For Immediate Release
Contact:
Jane Turnis
(719)
389-6138
jturnis@ColoradoCollege.edu
COLORADO
COLLEGE AWARDED $3.4 MILLION
FROM
PRIDDY CHARITABLE TRUST
Grant
Will Help Fund and Endow Positions
in Interdisciplinary Arts,
Performance
Studies and Digital Media
Programs
COLORADO SPRINGS, Colo. – June 13, 2005 – The Robert & Ruby Priddy Charitable Trust has awarded a grant totaling $3,420,000 to Colorado College to help fund two new positions: an endowed tenure-track faculty member who will teach performance studies and digital media, and an interdisciplinary arts program director who will lead and manage the College’s overall arts program.
“The Priddy grant will enable us to more thoroughly integrate the arts into our curricula and across our campus,” said Colorado College President Richard F. Celeste. “This funding will help us infuse the arts into everything we do. Creating an environment where the arts take center stage in how we teach and learn will dramatically enhance our ability to provide the finest liberal arts education in the country. We are extremely grateful to the Robert & Ruby Priddy Charitable Trust for its vision, for its considerable investment, and for its belief in Colorado College.”
An
initial $1.4 million of the grant
covers four years of salary and
benefits, plus startup funds and
overhead, for the two positions. The
remaining $2 million is in the
form of challenge grants; in year
five, Colorado College is to provide
$1 million for each position in
order to endow them. The
Priddy Trust will then provide
matching funds for each endowment.
The
two positions will help Colorado
College in its Cornerstone Arts
Initiative, which is a mission
to d ramatically change how students
define and view the fine arts.
Already, 95 percent of Colorado College students take interdisciplinary courses, and many of them are interdisciplinary within the arts. For example, “Renaissance Culture” studies the emergence of modern culture through discussion of the art, literature, philosophies and science of the Renaissance. “Cultural Astronomy of the Southwest” explores the relationships between astronomy, rock art, ritual, oral narratives, social patterns and belief systems. “Art as Politics/Politics as Art” looks at how artistic expression in its many forms can both reinforce and destabilize political regimes and political power.
The interdisciplinary arts program director will be charged with integrating the fine arts throughout Colorado College’s curriculum. The director will curate interdisciplinary shows and art exhibitions produced on campus; work with faculty to incorporate exhibits and objects into their teaching; commission student and faculty art for display on campus; conduct public outreach; direct fine arts internships for students; and teach arts administration and museum studies classes.

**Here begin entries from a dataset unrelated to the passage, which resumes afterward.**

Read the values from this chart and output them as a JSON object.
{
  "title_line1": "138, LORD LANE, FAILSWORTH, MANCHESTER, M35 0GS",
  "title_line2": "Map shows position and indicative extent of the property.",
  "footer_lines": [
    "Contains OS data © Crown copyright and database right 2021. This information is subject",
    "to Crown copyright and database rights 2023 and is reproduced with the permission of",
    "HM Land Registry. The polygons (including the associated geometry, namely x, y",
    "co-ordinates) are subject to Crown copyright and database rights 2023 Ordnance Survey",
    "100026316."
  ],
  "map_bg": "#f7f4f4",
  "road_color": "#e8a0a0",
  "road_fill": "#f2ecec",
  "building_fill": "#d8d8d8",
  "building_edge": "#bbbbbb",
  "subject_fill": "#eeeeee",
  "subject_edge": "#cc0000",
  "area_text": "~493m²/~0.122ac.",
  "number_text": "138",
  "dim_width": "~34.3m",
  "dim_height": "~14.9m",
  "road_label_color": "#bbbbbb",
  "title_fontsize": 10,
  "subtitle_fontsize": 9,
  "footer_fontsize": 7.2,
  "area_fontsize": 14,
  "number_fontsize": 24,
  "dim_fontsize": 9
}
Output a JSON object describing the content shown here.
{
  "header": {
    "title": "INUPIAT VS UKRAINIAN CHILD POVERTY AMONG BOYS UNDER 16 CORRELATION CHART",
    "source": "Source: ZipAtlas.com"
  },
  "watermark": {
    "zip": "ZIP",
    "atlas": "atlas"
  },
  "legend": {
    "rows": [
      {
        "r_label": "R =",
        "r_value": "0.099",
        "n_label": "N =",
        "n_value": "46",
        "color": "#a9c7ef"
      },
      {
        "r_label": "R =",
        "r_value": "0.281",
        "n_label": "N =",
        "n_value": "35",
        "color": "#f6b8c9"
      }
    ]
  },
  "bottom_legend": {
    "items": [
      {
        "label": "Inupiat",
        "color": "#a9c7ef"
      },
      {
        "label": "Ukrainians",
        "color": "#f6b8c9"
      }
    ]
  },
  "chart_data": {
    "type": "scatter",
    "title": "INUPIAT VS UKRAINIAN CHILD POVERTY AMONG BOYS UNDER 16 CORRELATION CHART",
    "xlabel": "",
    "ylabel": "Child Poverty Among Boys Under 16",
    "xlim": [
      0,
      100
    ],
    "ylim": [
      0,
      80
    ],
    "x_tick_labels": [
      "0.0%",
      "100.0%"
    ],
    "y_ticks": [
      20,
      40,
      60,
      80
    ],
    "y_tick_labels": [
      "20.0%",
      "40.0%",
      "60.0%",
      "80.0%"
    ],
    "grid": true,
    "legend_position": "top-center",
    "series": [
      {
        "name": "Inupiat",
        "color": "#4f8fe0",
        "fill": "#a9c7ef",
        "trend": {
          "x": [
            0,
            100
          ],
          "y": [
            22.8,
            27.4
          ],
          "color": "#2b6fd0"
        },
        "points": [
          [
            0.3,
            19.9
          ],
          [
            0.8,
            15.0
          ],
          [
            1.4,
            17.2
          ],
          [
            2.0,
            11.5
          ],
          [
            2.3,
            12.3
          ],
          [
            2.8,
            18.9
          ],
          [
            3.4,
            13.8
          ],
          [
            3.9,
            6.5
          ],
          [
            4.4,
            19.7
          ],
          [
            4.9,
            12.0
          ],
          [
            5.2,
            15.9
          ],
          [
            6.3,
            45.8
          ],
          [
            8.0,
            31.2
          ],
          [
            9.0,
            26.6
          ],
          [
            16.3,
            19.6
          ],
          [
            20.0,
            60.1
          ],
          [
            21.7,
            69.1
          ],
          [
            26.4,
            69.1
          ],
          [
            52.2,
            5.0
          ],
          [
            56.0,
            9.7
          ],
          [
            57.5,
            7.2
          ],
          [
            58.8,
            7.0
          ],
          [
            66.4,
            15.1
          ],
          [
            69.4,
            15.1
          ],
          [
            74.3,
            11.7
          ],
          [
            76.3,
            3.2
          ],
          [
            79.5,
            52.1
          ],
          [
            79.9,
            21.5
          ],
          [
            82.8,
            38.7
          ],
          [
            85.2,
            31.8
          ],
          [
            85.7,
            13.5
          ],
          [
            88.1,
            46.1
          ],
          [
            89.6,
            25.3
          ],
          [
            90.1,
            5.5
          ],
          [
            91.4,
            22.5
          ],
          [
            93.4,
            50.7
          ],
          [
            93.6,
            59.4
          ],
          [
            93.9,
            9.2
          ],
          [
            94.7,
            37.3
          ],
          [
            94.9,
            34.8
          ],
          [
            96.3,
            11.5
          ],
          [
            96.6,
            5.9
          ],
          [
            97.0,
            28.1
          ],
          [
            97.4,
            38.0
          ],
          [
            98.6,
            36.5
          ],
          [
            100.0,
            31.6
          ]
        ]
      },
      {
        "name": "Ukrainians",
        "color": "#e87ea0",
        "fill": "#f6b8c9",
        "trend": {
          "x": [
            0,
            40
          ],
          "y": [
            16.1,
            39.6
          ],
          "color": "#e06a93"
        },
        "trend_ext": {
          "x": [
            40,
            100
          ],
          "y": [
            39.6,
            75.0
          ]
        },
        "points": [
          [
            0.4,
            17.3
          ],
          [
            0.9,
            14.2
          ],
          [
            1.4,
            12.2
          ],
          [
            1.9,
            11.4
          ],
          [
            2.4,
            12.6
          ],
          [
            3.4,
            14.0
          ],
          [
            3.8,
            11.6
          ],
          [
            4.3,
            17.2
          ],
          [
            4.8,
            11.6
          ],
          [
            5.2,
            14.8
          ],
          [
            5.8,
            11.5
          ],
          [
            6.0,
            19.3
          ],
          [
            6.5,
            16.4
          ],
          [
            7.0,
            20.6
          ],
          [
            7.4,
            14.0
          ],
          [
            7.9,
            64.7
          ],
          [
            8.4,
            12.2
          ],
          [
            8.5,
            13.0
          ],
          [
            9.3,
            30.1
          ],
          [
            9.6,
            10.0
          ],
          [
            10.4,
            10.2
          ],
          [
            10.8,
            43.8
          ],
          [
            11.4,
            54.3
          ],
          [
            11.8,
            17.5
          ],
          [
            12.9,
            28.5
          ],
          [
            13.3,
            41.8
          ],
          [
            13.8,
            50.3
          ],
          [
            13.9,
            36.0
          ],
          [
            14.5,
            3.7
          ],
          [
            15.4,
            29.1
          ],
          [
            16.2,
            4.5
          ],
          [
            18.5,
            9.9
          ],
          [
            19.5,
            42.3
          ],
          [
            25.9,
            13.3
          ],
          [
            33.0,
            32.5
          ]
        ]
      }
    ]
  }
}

The professor of performance studies and digital media will meld the relatively new discipline of performance studies, which examines the ways artists perform, with great proficiency in using the tools of digital media, current software and other technology. This assistant professor would develop cross-disciplinary arts classes in digital media, collaborating with other arts faculty. This faculty member would be fluent in two or more artistic languages (drama, dance, music, art, film, creative writing) and be proficient in international approaches to the performing arts.
The Robert & Ruby Priddy Charitable Trust, pleased with the way Colorado College has implemented a previous Priddy grant, requested a proposal from CC to support innovative and sustainable programs that strengthen education in the arts in significant ways . In 2002, the Priddy Trust, based in Wichita Falls, Texas, provided one of Colorado College’s largest grants, $7.9 million, to fund scholarships, student orientation programs, outreach and recruitment of students from the Southwest.
The Cornerstone Arts Initiative will come fully to life with the planned Cornerstone Arts building, a $30 million state-of-the-art interdisciplinary performing arts teaching facility. The Cornerstone Arts building will provide a full range of arts opportunities to students and faculty, encouraging interdisciplinary study, collaboration and experimentation, and providing cutting-edge arts technology, and flexible classroom and performance spaces. Construction is scheduled to begin in June 2006, and the building is expected to be in use by spring 2008.
The new building will be located on the southeast corner of Cascade Avenue and Cache La Poudre Street, directly across from Packard Hall. Renowned New Mexico architect Antoine Predock created the building’s initial schematic designs. The executive architectural firm is Denver-based Anderson Mason Dale PC.
About Colorado College
Colorado College is a nationally prominent, four-year liberal arts and sciences college that was founded in Colorado Springs in 1874. The college operates on the innovative Block Plan, in which its 1,900 students study one course at a time in intensive 3½-week blocks.